Tradisi Pendidikan Salaf: Adab Sebelum Ilmu

Generasi ulama terdahulu sangat menekankan pentingnya adab sebelum ilmu. Abdullah bin Mubarak (w. 181 H) mengatakan, 

تَعَلَّمْنَا الْأَدَبَ ثَلَاثِينَ عَامًا، وَتَعَلَّمْنَا الْعِلْمَ عِشْرِينَ.

“Aku menuntut adab selama tiga puluh tahun dan menuntut ilmu selama dua puluh tahun. Generasi dahulu menuntut adab sebelum ilmu.”

Muhammad bin Sirin (w. 110 H) juga menyatakan, 

كَانُوا يَتَعَلَّمُونَ الْهُدَىٰ كَمَا يَتَعَلَّمُونَ الْعِلْمَ.

“Generasi terdahulu mempelajari al-huda (perilaku) sebagaimana mereka mempelajari ilmu.”

Ini menunjukkan bahwa pendidikan Islam klasik tidak hanya mencetak orang pintar, tetapi juga manusia yang beradab dan bertakwa.

Bahaya Ilmu Tanpa Adab

Ibnu Umar RA pernah mengkritik fenomena orang yang mempelajari Al-Qur’an tanpa memahami maknanya: 

لَقَدْ رَأَيْتُ الْيَوْمَ رِجَالًا يُؤْتَى أَحَدُهُمُ الْقُرْآنَ قَبْلَ الْإِيمَانِ، فَيَقْرَأُ مَا بَيْنَ فَاتِحَتِهِ إِلَى خَاتِمَتِهِ، مَا يَدْرِي مَا أَمْرُهُ وَلَا زَاجِرُهُ، وَلَا مَا يَنْبَغِي أَنْ يَقِفَ عِنْدَهُ مِنْهُ، وَيَنْثُرُهُ نَثْرَ الدَّقَلِ”.

“Aku melihat hari ini orang-orang yang diberi Al-Qur’an sebelum mendapatkan iman. Dia membaca dari awal hingga akhir, tetapi tidak memahami perintah, larangan, atau batasan-batasannya.”

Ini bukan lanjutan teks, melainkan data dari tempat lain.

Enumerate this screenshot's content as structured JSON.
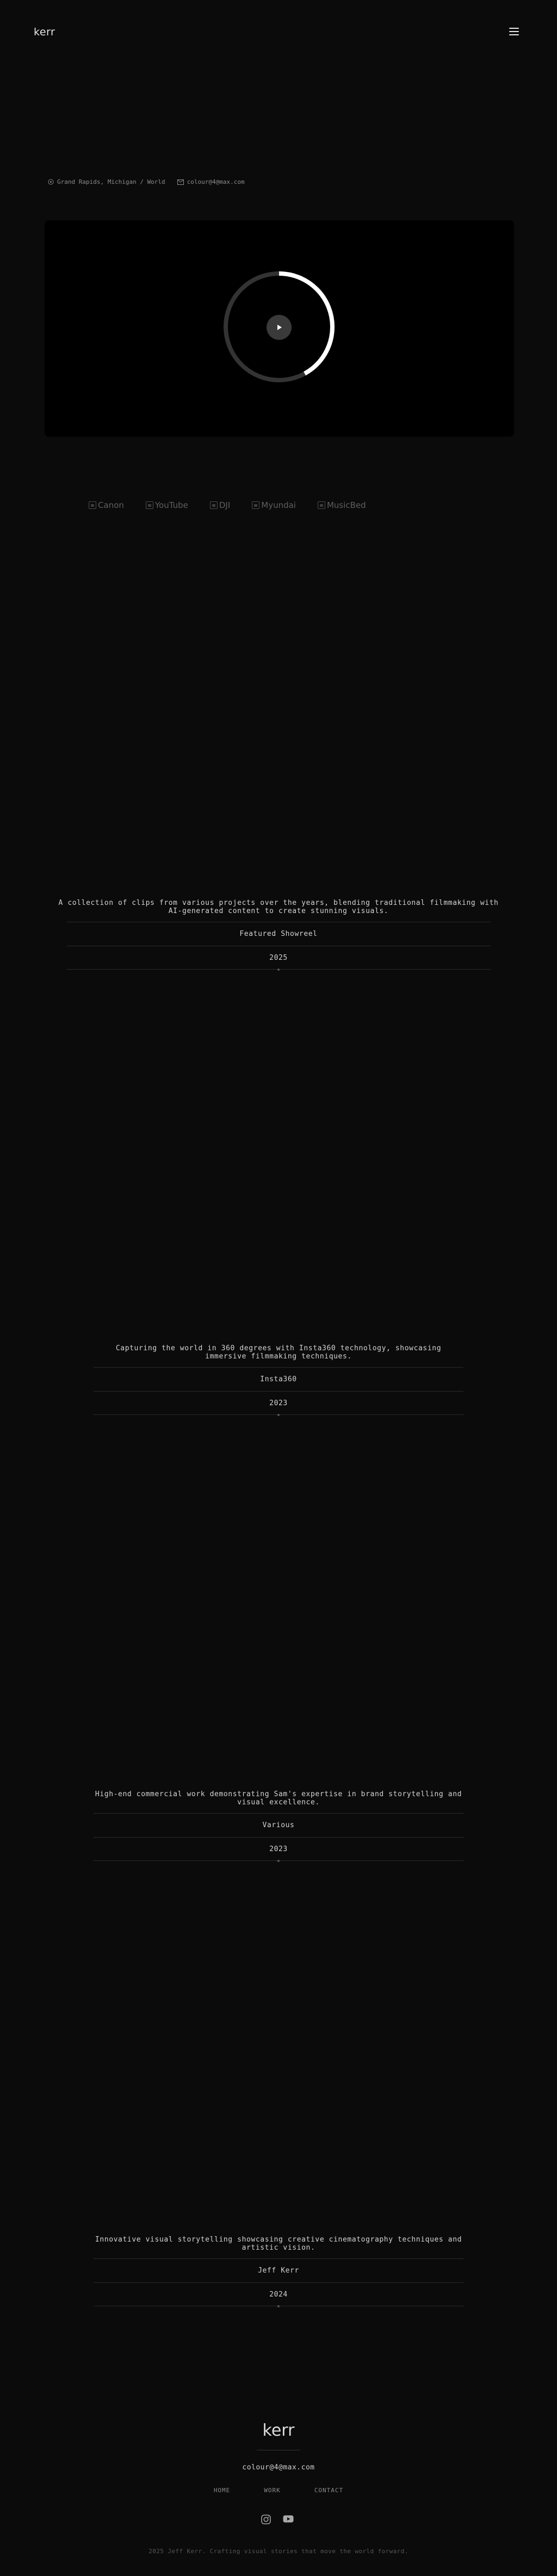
{
  "header": {
    "logo": "kerr",
    "menu_icon": "hamburger-menu-icon"
  },
  "contact": {
    "location": "Grand Rapids, Michigan / World",
    "location_icon": "map-pin-icon",
    "email": "colour@4@max.com",
    "email_icon": "mail-icon"
  },
  "video": {
    "play_icon": "play-icon",
    "progress": 0.42
  },
  "clients": [
    "Canon",
    "YouTube",
    "DJI",
    "Myundai",
    "MusicBed"
  ],
  "projects": [
    {
      "description": "A collection of clips from various projects over the years, blending traditional filmmaking with AI-generated content to create stunning visuals.",
      "client": "Featured Showreel",
      "year": "2025"
    },
    {
      "description": "Capturing the world in 360 degrees with Insta360 technology, showcasing immersive filmmaking techniques.",
      "client": "Insta360",
      "year": "2023"
    },
    {
      "description": "High-end commercial work demonstrating Sam's expertise in brand storytelling and visual excellence.",
      "client": "Various",
      "year": "2023"
    },
    {
      "description": "Innovative visual storytelling showcasing creative cinematography techniques and artistic vision.",
      "client": "Jeff Kerr",
      "year": "2024"
    }
  ],
  "footer": {
    "logo": "kerr",
    "email": "colour@4@max.com",
    "nav": [
      "HOME",
      "WORK",
      "CONTACT"
    ],
    "social": [
      "instagram-icon",
      "youtube-icon"
    ],
    "copyright": "2025 Jeff Kerr. Crafting visual stories that move the world forward."
  },
  "colors": {
    "background": "#0b0b0b",
    "text": "#d4d4d4",
    "muted": "#8c8c8c",
    "ring_track": "#333333",
    "ring_progress": "#ffffff"
  }
}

Ilmu tanpa adab ibarat pisau bermata dua—bisa digunakan untuk kebaikan, tetapi juga bisa menjadi alat kejahatan. Inilah yang terjadi ketika sistem pendidikan modern mengabaikan pembentukan karakter.

Pendidikan ala Nabi bukan sekadar teori—ia adalah solusi nyata untuk mengatasi krisis moral di era modern.